Table: Selected Attack Success Rates for Multi-Turn Jailbreaks Across Models
| Framework / Model | Attack Success Rate (ASR) | Reference |
|---|---|---|
| SEMA (ensemble, AdvBench) | 80.1% (mean) | (Feng et al., 6 Feb 2026) |
| ICON (average, 8 LLMs) | 97.1% | (Lin et al., 28 Jan 2026) |
| Mastermind (GPT-5) | 60% | (Li et al., 9 Jan 2026) |
| PE-CoA (Gemini-1.5-flash) | 98.0% | (Nihal et al., 9 Oct 2025) |
| Siren (LLaMA-3-8B→Gemini) | 90% | (Zhao et al., 24 Jan 2025) |
| Echo Chamber (Gemini 2.5F) | 72.7% | (Alobaid et al., 9 Jan 2026) |
| ABC (GPT-3.5-Turbo) | 98% | (Liu et al., 5 Nov 2025) |
| CFA (GPT-4 Web API) | 90% | (Sun et al., 2024) |
6. Defensive Mechanisms and Limitations
Contemporary defenses respond through multiple mechanisms:
- Bidirectional Intention Inference (BIID): Combining forward intent prediction (user prompt) and backward retrospection (assistant output) in a plug-and-play filter, achieving ASR reductions to ≤2% while maintaining >90% utility (Tong et al., 25 Sep 2025).
- Neural barrier functions and dialogue steering: State-space controls block attack trajectories at the latent level with provable invariance guarantees, at the expense of some helpfulness degradation (Hu et al., 28 Feb 2025).
- Graph-based input filtering (G-Guard): Entity-level aggregation across turns, attention-aware augmentation retrieving matched malicious single-turn patterns, and GNN-based classification, yielding state-of-the-art detection across benchmarks (Huang et al., 9 Jul 2025).
- Dynamic context-sensitive filtering: Strategies include “pretext stripping” (evaluating final request in isolation), pattern adherence monitors, dynamic thresholding based on dialogue length or request specificity, and adversarial training on multi-turn data (Kumarappan et al., 24 Nov 2025, Nihal et al., 9 Oct 2025).
However, evidence from benchmarking and transfer studies highlights critical limitations:
- Defenses optimized for one pattern or content style (e.g., Information) often generalize poorly to others (e.g., Hypothetical, Personal), causing large gaps in practical robustness (Nihal et al., 9 Oct 2025).
- Naive context-agnostic or input-only filters—especially those relying on turn-by-turn heuristics—are systematically bypassed by structured, multi-turn attacks or converted single-turn formats exploiting “contextual blindness” (Ha et al., 6 Mar 2025).
- Family-wide correlated vulnerabilities suggest that new LLM releases should adopt cross-family and structure-aware adversarial sweeps before deployment (Yang et al., 11 Aug 2025).
7. Implications, Open Problems, and Research Directions
Extant research converges on several implications:
- Multi-turn jailbreaks present an increasingly practical and potent adversarial threat not fully addressed by single-turn or pattern-oblivious defenses.
- Structured pattern exploitation and intent-context coupling represent fundamental alignment vulnerabilities, necessitating adversarial training and real-time detection over conversation trajectories.
- Future defensive research is oriented toward multi-turn–aware monitors, structural pattern tracking, continuous latent-state oversight, and large-scale automated adversarial benchmarking.

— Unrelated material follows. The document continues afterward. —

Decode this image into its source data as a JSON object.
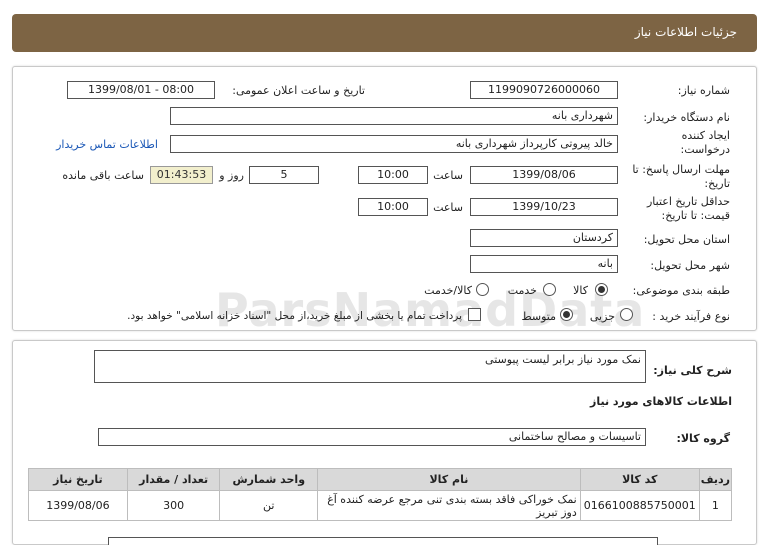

- Open challenges include extending methods and defenses to multimodal LLMs (MLLMs), optimizing efficiency/robustness trade-offs in attack and defense, developing holistic prompt-block analysis, and closing the transfer gap across model architectures and deployment environments (Das et al., 8 Jan 2026, Lin et al., 28 Jan 2026, Ha et al., 6 Mar 2025).
Continued advance of both attack frameworks and defense strategies in the multi-turn regime will be essential for trustworthy, robust deployment of future LLMs in open-ended conversational environments.